Interactive staging with git add -i brings up a whole little text-based user interface for managing the index/stage with files or hunks.

I honestly find both are quite terrible, and I think it's fair to say this is the poster child for graphical Git clients, which are better equipped to provide a reasonable user experience.

But they provide an important building block for rewrites, so it's a good idea to learn enough to be comfortable around them.

Reflog

The Git reflog records information about how refs are created, deleted or modified.

When you're rewriting history, this tends to happen a lot. The commit hash at the HEAD of your branch changes with every rebase session and the reflog acts as an audit log of your recent rewrites.

If you find yourself with a mangled branch after a series of rebases, walk through the reflog and look for the last healthy branch head. You can simply reset to the corresponding commit hash to recover your branch:

(topic)$ git reflog
...
# pick a commit hash you believe in, e.g. 1ba0ff3
(topic)$ git reset --hard 1ba0ff3

Should you do this by mistake, you can go always back to the reflog to re-reset to where you were.

Strategies

Private/public

What happens before your branch is pushed is nobody's business but your own.

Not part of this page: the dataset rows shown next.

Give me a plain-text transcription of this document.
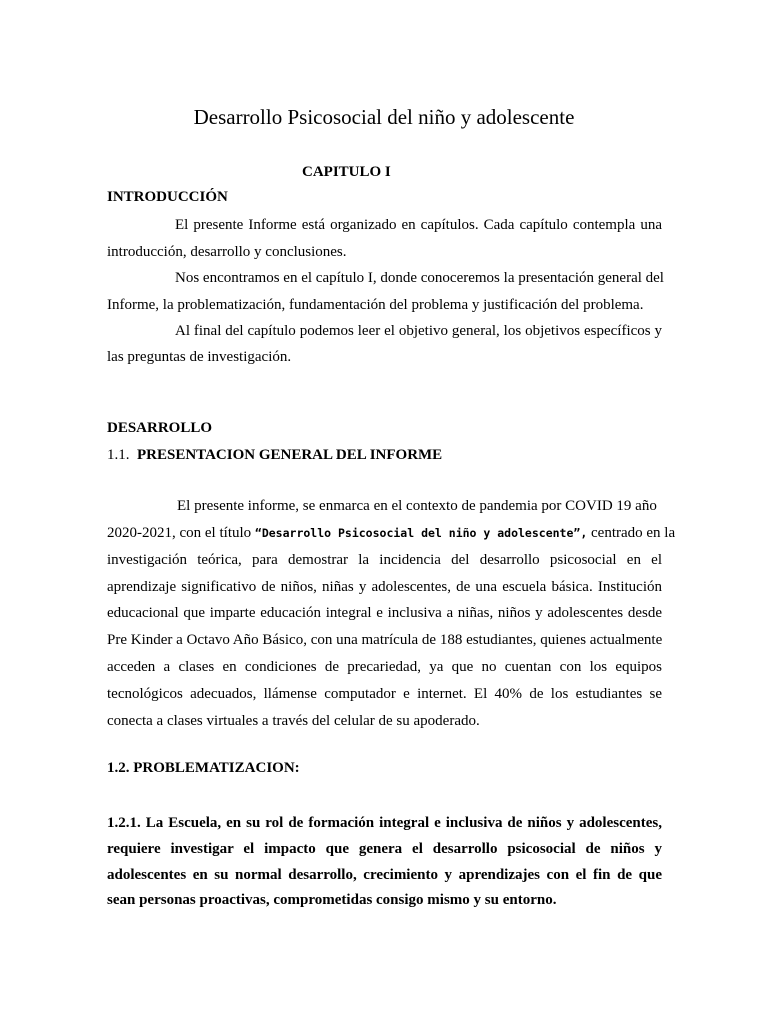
Desarrollo Psicosocial del niño y adolescente
CAPITULO I
INTRODUCCIÓN
El presente Informe está organizado en capítulos. Cada capítulo contempla una
introducción, desarrollo y conclusiones.
Nos encontramos en el capítulo I, donde conoceremos la presentación general del
Informe, la problematización, fundamentación del problema y justificación del problema.
Al final del capítulo podemos leer el objetivo general, los objetivos específicos y
las preguntas de investigación.
DESARROLLO
1.1. PRESENTACION GENERAL DEL INFORME
El presente informe, se enmarca en el contexto de pandemia por COVID 19 año
2020-2021, con el título “Desarrollo Psicosocial del niño y adolescente”, centrado en la
investigación teórica, para demostrar la incidencia del desarrollo psicosocial en el
aprendizaje significativo de niños, niñas y adolescentes, de una escuela básica. Institución
educacional que imparte educación integral e inclusiva a niñas, niños y adolescentes desde
Pre Kinder a Octavo Año Básico, con una matrícula de 188 estudiantes, quienes actualmente
acceden a clases en condiciones de precariedad, ya que no cuentan con los equipos
tecnológicos adecuados, llámense computador e internet. El 40% de los estudiantes se
conecta a clases virtuales a través del celular de su apoderado.
1.2. PROBLEMATIZACION:
1.2.1. La Escuela, en su rol de formación integral e inclusiva de niños y adolescentes,
requiere investigar el impacto que genera el desarrollo psicosocial de niños y
adolescentes en su normal desarrollo, crecimiento y aprendizajes con el fin de que
sean personas proactivas, comprometidas consigo mismo y su entorno.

When you're doing development work, there will be a number of false starts, small mistakes, accidental commits of broken code, etc. That's fine. Source control is just backup at this point.

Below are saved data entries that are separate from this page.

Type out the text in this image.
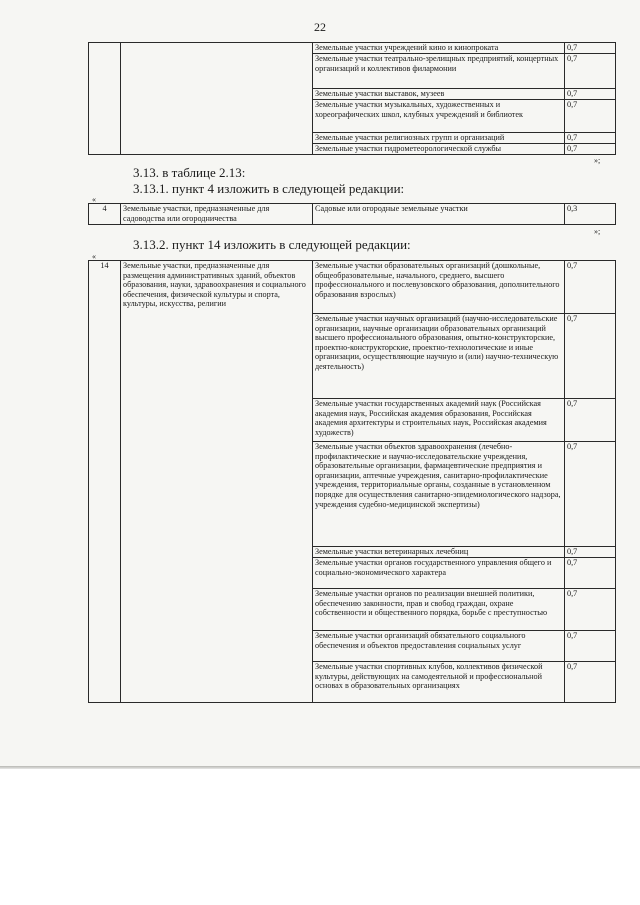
22
		Земельные участки учреждений кино и кинопроката	0,7
		Земельные участки театрально-зрелищных предприятий, концертных организаций и коллективов филармонии	0,7
		Земельные участки выставок, музеев	0,7
		Земельные участки музыкальных, художественных и хореографических школ, клубных учреждений и библиотек	0,7
		Земельные участки религиозных групп и организаций	0,7
		Земельные участки гидрометеорологической службы	0,7
»;
3.13. в таблице 2.13:
3.13.1. пункт 4 изложить в следующей редакции:
«
4	Земельные участки, предназначенные для садоводства или огородничества	Садовые или огородные земельные участки	0,3
»;
3.13.2. пункт 14 изложить в следующей редакции:
«
14	Земельные участки, предназначенные для размещения административных зданий, объектов образования, науки, здравоохранения и социального обеспечения, физической культуры и спорта, культуры, искусства, религии	Земельные участки образовательных организаций (дошкольные, общеобразовательные, начального, среднего, высшего профессионального и послевузовского образования, дополнительного образования взрослых)	0,7
		Земельные участки научных организаций (научно-исследовательские организации, научные организации образовательных организаций высшего профессионального образования, опытно-конструкторские, проектно-конструкторские, проектно-технологические и иные организации, осуществляющие научную и (или) научно-техническую деятельность)	0,7
		Земельные участки государственных академий наук (Российская академия наук, Российская академия образования, Российская академия архитектуры и строительных наук, Российская академия художеств)	0,7
		Земельные участки объектов здравоохранения (лечебно-профилактические и научно-исследовательские учреждения, образовательные организации, фармацевтические предприятия и организации, аптечные учреждения, санитарно-профилактические учреждения, территориальные органы, созданные в установленном порядке для осуществления санитарно-эпидемиологического надзора, учреждения судебно-медицинской экспертизы)	0,7
		Земельные участки ветеринарных лечебниц	0,7
		Земельные участки органов государственного управления общего и социально-экономического характера	0,7
		Земельные участки органов по реализации внешней политики, обеспечению законности, прав и свобод граждан, охране собственности и общественного порядка, борьбе с преступностью	0,7
		Земельные участки организаций обязательного социального обеспечения и объектов предоставления социальных услуг	0,7
		Земельные участки спортивных клубов, коллективов физической культуры, действующих на самодеятельной и профессиональной основах в образовательных организациях	0,7
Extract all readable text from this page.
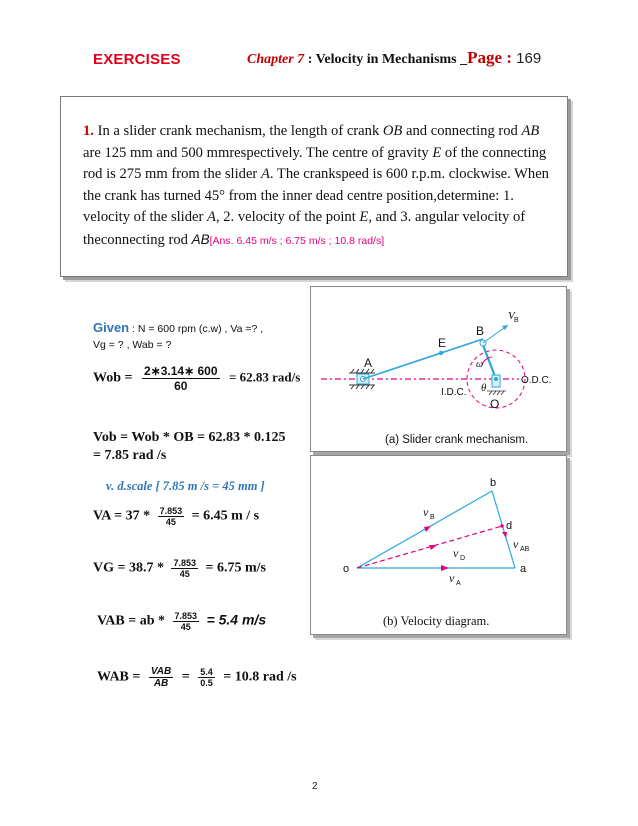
EXERCISES	Chapter 7 : Velocity in Mechanisms _Page : 169
1. In a slider crank mechanism, the length of crank OB and connecting rod AB are 125 mm and 500 mmrespectively. The centre of gravity E of the connecting rod is 275 mm from the slider A. The crankspeed is 600 r.p.m. clockwise. When the crank has turned 45° from the inner dead centre position,determine: 1. velocity of the slider A, 2. velocity of the point E, and 3. angular velocity of theconnecting rod AB[Ans. 6.45 m/s ; 6.75 m/s ; 10.8 rad/s]
Given : N = 600 rpm (c.w) , Va =? ,
Vg = ? , Wab = ?
Wob = $\frac{2∗3.14∗ 600}{60} = 62.83$ rad/s
Vob = Wob * OB = 62.83 * 0.125
= 7.85 rad /s
v. d.scale [ 7.85 m /s = 45 mm ]
VA = $37 * \frac{7.853}{45} = 6.45$ m / s
VG = $38.7 * \frac{7.853}{45} = 6.75$ m/s
VAB = ab * $\frac{7.853}{45} = 5.4$ m/s
WAB = $\frac{\text{VAB}}{AB} = \frac{5.4}{0.5} = 10.8$ rad /s
A
E
B
V B
ω
θ
O
I.D.C.
O.D.C.
(a) Slider crank mechanism.
o	a
b
d
v B
v D
v A
v AB
(b) Velocity diagram.
2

But once you invite other people to review, you want that branch to look beautiful, logically sequenced, and internally consistent.

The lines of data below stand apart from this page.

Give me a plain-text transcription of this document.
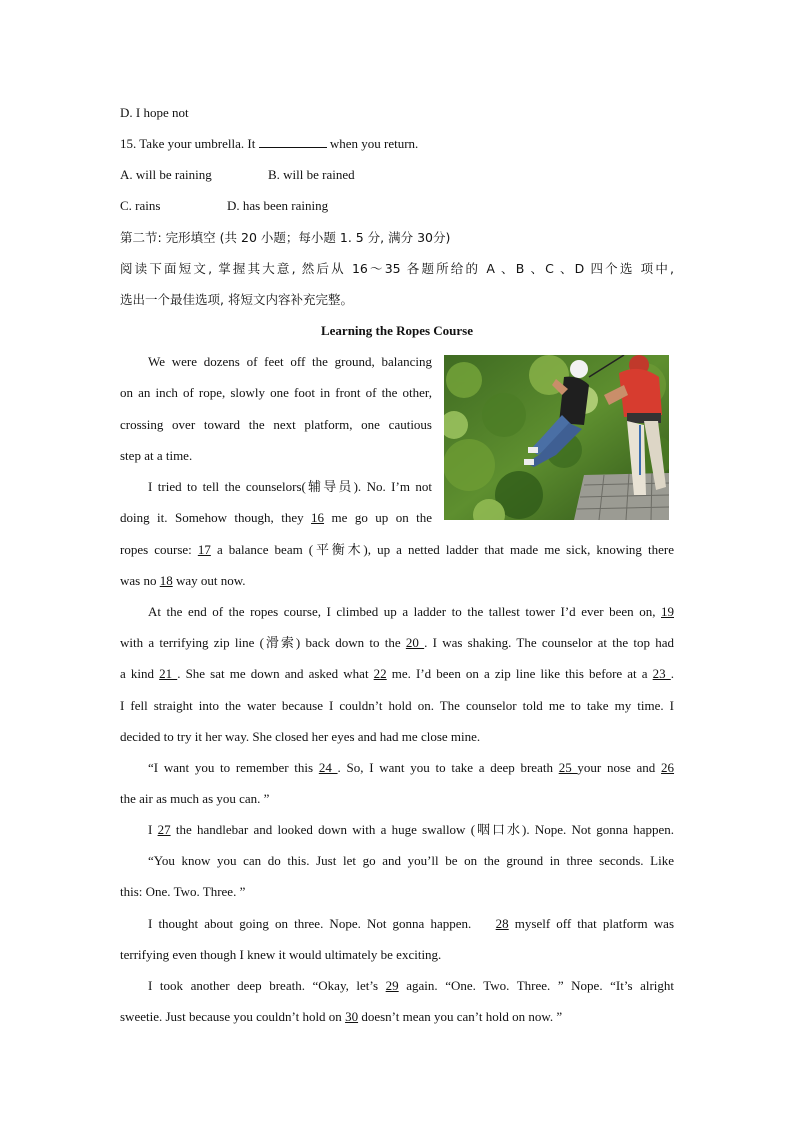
D. I hope not
15. Take your umbrella. It	when you return.
A. will be raining	B. will be rained
C. rains	D. has been raining
第二节: 完形填空 (共 20 小题；每小题 1. 5 分, 满分 30分)
阅读下面短文, 掌握其大意, 然后从 16～35 各题所给的 A 、B 、C 、D 四个选 项中,
选出一个最佳选项, 将短文内容补充完整。
Learning the Ropes Course
We were dozens of feet off the ground, balancing
on an inch of rope, slowly one foot in front of the other,
crossing over toward the next platform, one cautious
step at a time.
I tried to tell the counselors(辅导员). No. I’m not
doing it. Somehow though, they 16 me go up on the
ropes course: 17 a balance beam (平衡木), up a netted ladder that made me sick, knowing there
was no 18 way out now.
At the end of the ropes course, I climbed up a ladder to the tallest tower I’d ever been on, 19
with a terrifying zip line (滑索) back down to the 20 . I was shaking. The counselor at the top had
a kind 21 . She sat me down and asked what 22 me. I’d been on a zip line like this before at a 23 .
I fell straight into the water because I couldn’t hold on. The counselor told me to take my time. I
decided to try it her way. She closed her eyes and had me close mine.
“I want you to remember this 24 . So, I want you to take a deep breath 25 your nose and 26
the air as much as you can. ”
I 27 the handlebar and looked down with a huge swallow (咽口水). Nope. Not gonna happen.
“You know you can do this. Just let go and you’ll be on the ground in three seconds. Like
this: One. Two. Three. ”
I thought about going on three. Nope. Not gonna happen. 28 myself off that platform was
terrifying even though I knew it would ultimately be exciting.
I took another deep breath. “Okay, let’s 29 again. “One. Two. Three. ” Nope. “It’s alright
sweetie. Just because you couldn’t hold on 30 doesn’t mean you can’t hold on now. ”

Pay attention to where you are in the process and where your changes are going. You can safely put off getting too fancy with commit partitioning and messages until just before you push your branch.

Small, localized scratch commits

A key realization: it's always easier to squash commits than to split them.

So when working on something that will likely need rewriting later, prefer small commits with changes pertaining to a single file only. While this is terrible advice in the general case, when preparing for a rewrite it makes life much easier with regard to the order and composition of commits.

I even tend to commit small changes that break the build, just to make it easier to shuffle everything around into a consistent series of commits later.

Incremental rewrites

A single rebase session is all or nothing.

The git rebase command is a wonderful machine. At any point, if you get stuck or make a mistake, you can run git rebase --abort to get back to a safe state.

But that also means you lose any valuable changes you've made since the rebase session started. You may have reworded a couple of commit messages eloquently, reordered and squashed two commits, resolving some conflicts on the way, before you decided to give up and abort the rebase.

That's why it's a good idea to start every rebase session with a clear purpose and stick to it. Run through the rebase cycle for every single improvement idea, and abort as soon as you have any doubts.

If something goes wrong, you'll only lose the work put into trying that thing.

It can also be useful to do what-if rewrites to validate some ideas before doing the actual rebase, e.g. "will these two commits move without conflict?" or "can I drop this commit without breaking the branch?"

Separate rewriting branch

Even if the history on your topic branch looks horrendous, the branch HEAD is usually still working and self-consistent.

Sometimes rewrites alter the semantics of the changeset intentionally, sometimes by accident. It can be a nice safety measure to create a new branch specifically for history cleanup, and keep the original branch around, to make sure you have a working starting point if all goes wrong:

(topic)$ git switch -c topic-rewrite
(topic-rewrite)$ git rebase -i main
...
(topic-rewrite)$ git rebase -i main
...
(topic-rewrite)$ git rebase -i main
...

# oh no! we're beyond repair
(topic-rewrite)$ git switch topic

And if all should go well, you can easily compare the rewritten branch to the original branch:

(topic-rewrite)$ git diff topic
(topic-rewrite)$

If you've only modified the history, the content diff should be empty.

If the rewrite branch eventually turns out nicer than the original, you can overwrite the original branch using:

(topic-rewrite)$ git branch -M topic

This discards the old topic history in favor of the new.